Everything described so far assumes a single machine processing events in order, exactly once. Production systems do not get that guarantee.

I cover what breaks under at-least-once delivery, and the algebraic properties your state-transition functions need to survive it, in The Unholy Trinity of Distributed Systems Hell.

Further reading Read more

Why this model works

For event sourcing to work in practice, it needs to incorporate both models to explain where output comes from and how state transitions should occur. State-derived views follow the Moore shape. Transition-time actions follow the Mealy shape. The two models are not competing; they describe different outputs of the same deterministic state machine.

The host loop is essential for event sourcing but completely separate from the automata theory. It is the practical runtime that makes the model operational and brings theory into practice. It loads state, invokes decide, journals events, folds those events through apply, executes declared actions, and records meaningful outcomes as new domain events. During replay, the host loop folds the same events through apply and suppresses action execution.

Replay only works because these concerns stay separate. State evolution is deterministic and runs every time the journal is folded. Action execution is bound to specific transitions and runs only during live handling. Durable consequences return to the log as facts. Transient work is never mistaken for history.

The same separation gives event sourcing more than replay. The journal records facts that have already been decided, making it durable audit evidence. New projections can fold the same events into views that did not exist when the events were written. Temporal queries reduce to folding up to a point. Compatible corrections to interpretation can replay against the original events without rewriting the event log. The journal explains not only what state the system is in, but how it got there.

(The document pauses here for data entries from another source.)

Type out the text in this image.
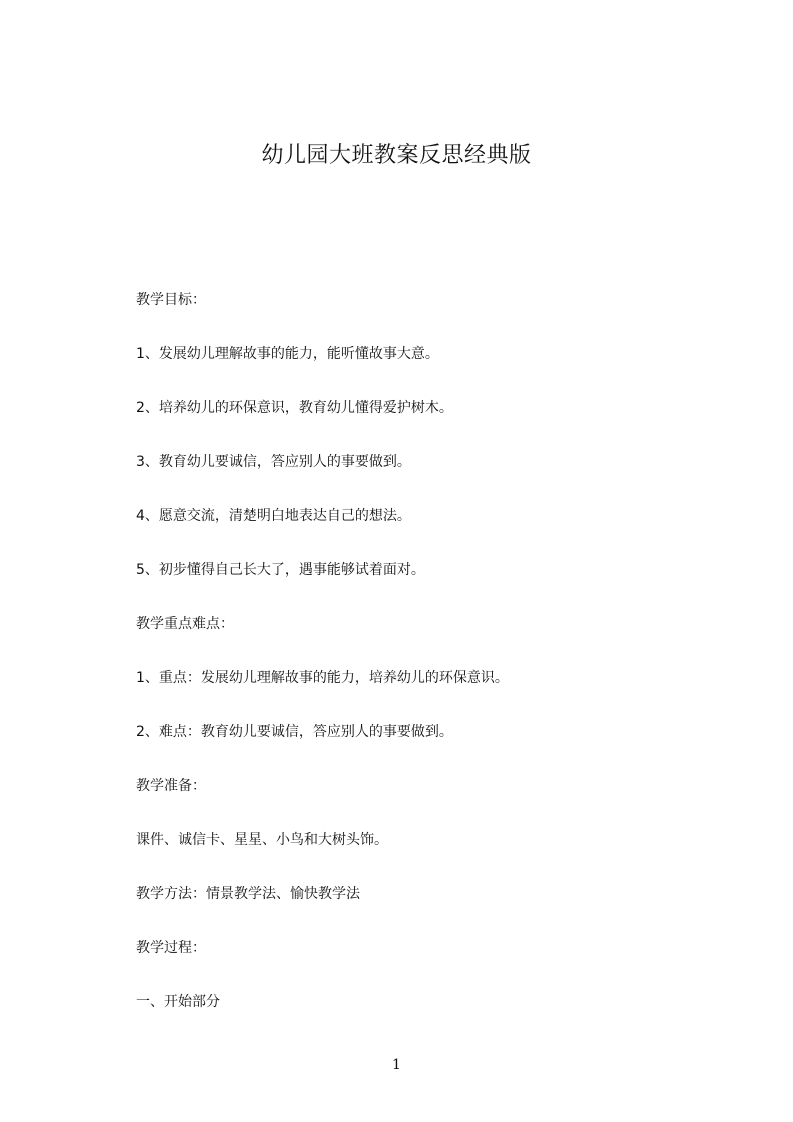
幼儿园大班教案反思经典版
教学目标：
1、发展幼儿理解故事的能力，能听懂故事大意。
2、培养幼儿的环保意识，教育幼儿懂得爱护树木。
3、教育幼儿要诚信，答应别人的事要做到。
4、愿意交流，清楚明白地表达自己的想法。
5、初步懂得自己长大了，遇事能够试着面对。
教学重点难点：
1、重点：发展幼儿理解故事的能力，培养幼儿的环保意识。
2、难点：教育幼儿要诚信，答应别人的事要做到。
教学准备：
课件、诚信卡、星星、小鸟和大树头饰。
教学方法：情景教学法、愉快教学法
教学过程：
一、开始部分
1
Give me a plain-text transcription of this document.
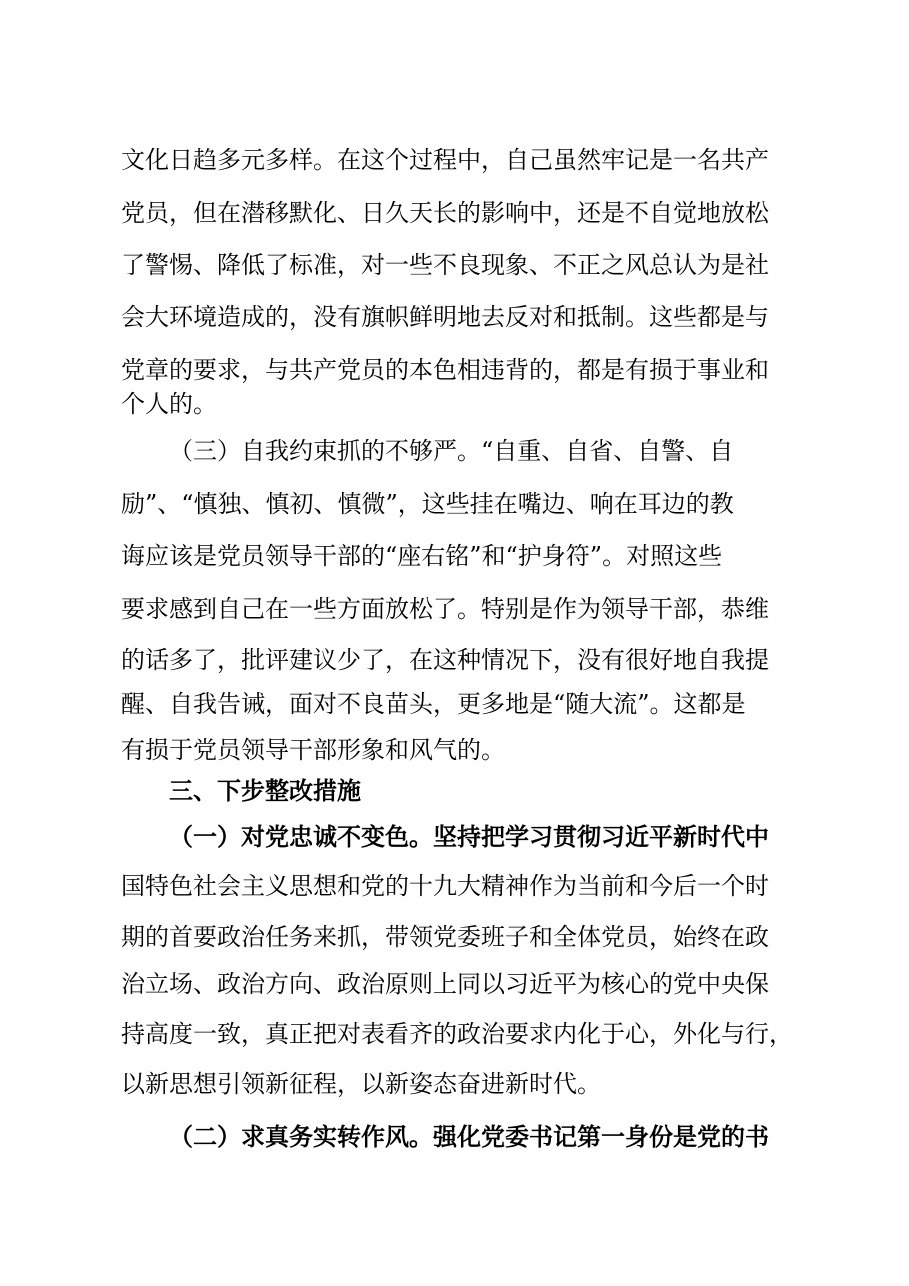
文化日趋多元多样。在这个过程中，自己虽然牢记是一名共产
党员，但在潜移默化、日久天长的影响中，还是不自觉地放松
了警惕、降低了标准，对一些不良现象、不正之风总认为是社
会大环境造成的，没有旗帜鲜明地去反对和抵制。这些都是与
党章的要求，与共产党员的本色相违背的，都是有损于事业和
个人的。
（三）自我约束抓的不够严。“自重、自省、自警、自
励”、“慎独、慎初、慎微”，这些挂在嘴边、响在耳边的教
诲应该是党员领导干部的“座右铭”和“护身符”。对照这些
要求感到自己在一些方面放松了。特别是作为领导干部，恭维
的话多了，批评建议少了，在这种情况下，没有很好地自我提
醒、自我告诫，面对不良苗头，更多地是“随大流”。这都是
有损于党员领导干部形象和风气的。
三、下步整改措施
（一）对党忠诚不变色。坚持把学习贯彻习近平新时代中
国特色社会主义思想和党的十九大精神作为当前和今后一个时
期的首要政治任务来抓，带领党委班子和全体党员，始终在政
治立场、政治方向、政治原则上同以习近平为核心的党中央保
持高度一致，真正把对表看齐的政治要求内化于心，外化与行，
以新思想引领新征程，以新姿态奋进新时代。
（二）求真务实转作风。强化党委书记第一身份是党的书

That is the model underneath event sourcing. Facts are recorded. State is reconstructed. Views are derived from state. Transition-time effects stay outside replay.

This is essentially what Martin Fowler described in his original blog post on the event sourcing pattern. I saw the apply path firsthand as a mainframe developer at the start of my career, well before I ever heard the term event sourcing. The decide and transition pieces took me longer to find. That’s why I’ve been promoting this for a decade and a half. If there’s one takeaway, it’s that theory from the 1950s is more practical today than ever, at a time when systems are badly in need of durability, resilience, and observability.